Justice Matters
Typography
  • Smaller Small Medium Big Bigger
  • Default Helvetica Segoe Georgia Times

By Jeanette Arnquist

“For I was a stranger and you welcomed me.” – Jesus of Nazareth

When my great-grandmother and great-grandfather came to the United States, all they had to do was find the money to board a ship. It was the same with my grandfather, who landed in New York in 1907 when he was 16, an unaccompanied minor. All of these people, my maternal ancestors, moved on to Eureka, Nevada, where they had relatives and friends from “the old country.” As long as you weren’t Chinese, it was easy to enter the U.S. up until about 1924 when a quota system was put in place. No permission was needed. There was no such thing as “illegal.”

My paternal ancestors came to what is now the United States before there was a United States. They didn’t need permission from anybody either.

Because I live in Southern Arizona, where it is easy for me to see the border, I’m going to focus on crossing the nearly 2,000 miles of border between the U.S. and Mexico. It is much harder for an immigrant to enter the U.S. now, but people are still doing it.

The wall: The new Iron Curtain

Building the new Iron Curtain – aka the wall between the U.S. and Mexico – started under George H. W. Bush and was greatly expanded under Bill Clinton. And each president since then has authorized the construction of more and more border wall. I can only begin to describe the damage this has done to the land, the plants and the animals. What the wall hasn’t done is stop unauthorized human border crossers.

Under Donald Trump, 458 miles of border wall were constructed at a cost of $15 billion, or about $30 million per mile. Nearly half of this was in Arizona. Much of this construction replaced some kind of barrier already in place, for example, replacing a 12-foot-high wall with a 30-foot-high one.

To build this wall, 84 different environmental protections were waived, because this was declared a national emergency. Unless it has rained recently, you can drive along the newly built wall on a dirt “road” that is perhaps 25 to 30 feet wide. Every plant, every rock, every bit of dirt has been moved. Hills have been leveled. Mountains have been blasted away. It is no wonder that environmentalists have decried the wall.

But the wall is not complete. Even the United States Government could not overcome geography. There are places where it was just too remote and too hard to build the wall. And in some places where the wall was built, there are gaps, lots of gaps.
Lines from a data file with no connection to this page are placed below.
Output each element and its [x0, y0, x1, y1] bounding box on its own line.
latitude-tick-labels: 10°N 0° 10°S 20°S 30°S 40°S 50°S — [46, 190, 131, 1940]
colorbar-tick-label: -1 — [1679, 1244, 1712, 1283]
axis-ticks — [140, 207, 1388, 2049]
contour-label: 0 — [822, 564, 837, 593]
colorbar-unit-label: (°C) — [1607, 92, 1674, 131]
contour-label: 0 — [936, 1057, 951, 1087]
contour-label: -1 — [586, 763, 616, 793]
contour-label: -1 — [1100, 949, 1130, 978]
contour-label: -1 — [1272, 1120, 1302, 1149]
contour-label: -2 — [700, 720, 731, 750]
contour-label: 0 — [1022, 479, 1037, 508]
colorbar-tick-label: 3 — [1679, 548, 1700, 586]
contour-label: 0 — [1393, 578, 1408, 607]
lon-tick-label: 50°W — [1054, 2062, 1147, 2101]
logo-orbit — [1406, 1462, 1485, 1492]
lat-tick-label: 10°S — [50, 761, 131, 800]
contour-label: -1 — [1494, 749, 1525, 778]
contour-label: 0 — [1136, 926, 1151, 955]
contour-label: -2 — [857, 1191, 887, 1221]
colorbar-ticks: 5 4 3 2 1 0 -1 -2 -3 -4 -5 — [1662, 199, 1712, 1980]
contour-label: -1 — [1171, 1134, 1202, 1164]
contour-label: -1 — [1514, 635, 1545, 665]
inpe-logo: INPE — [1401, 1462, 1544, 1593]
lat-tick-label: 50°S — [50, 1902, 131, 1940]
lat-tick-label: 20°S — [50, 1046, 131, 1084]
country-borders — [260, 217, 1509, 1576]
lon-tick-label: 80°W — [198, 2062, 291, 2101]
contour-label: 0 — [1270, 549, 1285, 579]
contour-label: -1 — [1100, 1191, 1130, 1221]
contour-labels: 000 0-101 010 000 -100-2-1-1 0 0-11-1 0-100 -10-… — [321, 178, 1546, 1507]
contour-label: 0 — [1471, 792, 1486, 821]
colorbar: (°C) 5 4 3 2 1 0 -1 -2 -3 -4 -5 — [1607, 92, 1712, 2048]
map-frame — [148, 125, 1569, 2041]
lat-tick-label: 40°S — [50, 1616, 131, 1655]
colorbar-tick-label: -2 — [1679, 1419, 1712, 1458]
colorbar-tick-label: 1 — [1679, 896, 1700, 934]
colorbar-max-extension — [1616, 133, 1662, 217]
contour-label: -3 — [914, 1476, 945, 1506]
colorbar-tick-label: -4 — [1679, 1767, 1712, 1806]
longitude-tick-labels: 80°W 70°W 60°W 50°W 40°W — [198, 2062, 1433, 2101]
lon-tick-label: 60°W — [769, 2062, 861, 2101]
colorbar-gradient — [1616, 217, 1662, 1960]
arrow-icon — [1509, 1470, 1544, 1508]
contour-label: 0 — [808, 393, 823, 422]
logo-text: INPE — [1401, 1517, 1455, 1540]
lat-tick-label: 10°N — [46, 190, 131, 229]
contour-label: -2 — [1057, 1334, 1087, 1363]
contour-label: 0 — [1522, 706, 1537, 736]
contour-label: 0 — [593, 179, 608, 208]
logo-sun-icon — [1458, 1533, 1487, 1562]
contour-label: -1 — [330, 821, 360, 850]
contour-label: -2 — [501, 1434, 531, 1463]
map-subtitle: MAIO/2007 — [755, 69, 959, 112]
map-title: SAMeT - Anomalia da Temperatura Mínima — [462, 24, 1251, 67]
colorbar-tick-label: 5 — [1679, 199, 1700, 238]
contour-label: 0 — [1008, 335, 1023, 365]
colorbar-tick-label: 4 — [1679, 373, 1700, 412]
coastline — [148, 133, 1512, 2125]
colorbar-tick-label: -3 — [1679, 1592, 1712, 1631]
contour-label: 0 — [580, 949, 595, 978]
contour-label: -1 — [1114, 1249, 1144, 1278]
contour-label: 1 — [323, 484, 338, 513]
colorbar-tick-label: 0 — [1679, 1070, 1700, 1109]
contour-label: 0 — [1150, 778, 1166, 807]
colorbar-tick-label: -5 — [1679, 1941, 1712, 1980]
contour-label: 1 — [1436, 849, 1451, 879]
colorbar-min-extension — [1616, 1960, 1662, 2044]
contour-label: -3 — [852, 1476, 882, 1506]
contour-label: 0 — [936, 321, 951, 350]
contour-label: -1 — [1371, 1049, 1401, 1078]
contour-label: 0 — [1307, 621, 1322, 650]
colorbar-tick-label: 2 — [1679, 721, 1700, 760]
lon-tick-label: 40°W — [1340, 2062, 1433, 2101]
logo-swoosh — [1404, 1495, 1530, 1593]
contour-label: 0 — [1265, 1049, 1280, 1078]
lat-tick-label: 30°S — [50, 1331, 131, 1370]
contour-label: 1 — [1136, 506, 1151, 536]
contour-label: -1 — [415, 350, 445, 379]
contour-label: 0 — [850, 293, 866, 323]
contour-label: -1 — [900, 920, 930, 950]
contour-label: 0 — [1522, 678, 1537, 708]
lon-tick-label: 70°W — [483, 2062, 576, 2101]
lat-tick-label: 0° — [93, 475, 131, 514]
Mostly the gaps occur where the wall crosses a wash, a place where water flows after a rainstorm.

Last December I joined a trip to the border, following the wall east from Sasabe, Arizona. At one of the gaps, we encountered a group of two men and two women, asylum seekers from Cuba. They had crossed into the United States the night before and they had spent the night huddled around a small campfire, hoping to get picked up. No border patrol or anyone else had driven past. It took us about 30 minutes to find a place where there was a cell phone signal so we could call  Border Patrol. Note that a BP agent arrived quickly. The agent was fluent in Spanish and very gentle with the asylum seekers.

A bit later, at another gap in the wall, we encountered a group of Guatemalan young men, boys really, who were not seeking asylum, but hoping to enter the United States to work. If these boys succeed in crossing without getting caught, they face hiking and bushwhacking through 50 miles of desert before they reach anything that might be a pickup point. It is hard to carry enough water to survive that, even in winter.

Making it harder to cross the border doesn’t deter crossing. It only makes it more dangerous.

The problem and the solution

The “problem” of unauthorized entry into the United States is really complex. Over the last 100 years, our immigration policies have become more complicated and more dysfunctional. We build layer after layer of “solutions” without looking at the systemic causes. It seems that politicians have stoked fear of “the stranger” to get reelected. And so we get one simplistic, one-dimensional proposal after another. Detain asylum seekers. Separate children from parents. Build a wall. Send border crossers to prison.

None of this addresses the root causes or does anything for the desperate people who risk everything to cross.

What is the solution? I can’t tell you that. I do know this. As long as people and politicians argue and think in terms of winning and losing, no solutions will emerge. That will not happen until people from differing perspectives come together with the goal of working for the common good.

Jeanette Arnquist is a former Director of the Department of Life, Dignity & Justice for the Diocese of San Bernardino. She is retired and living in Tucson, Arizona where she remains active in social concerns ministries.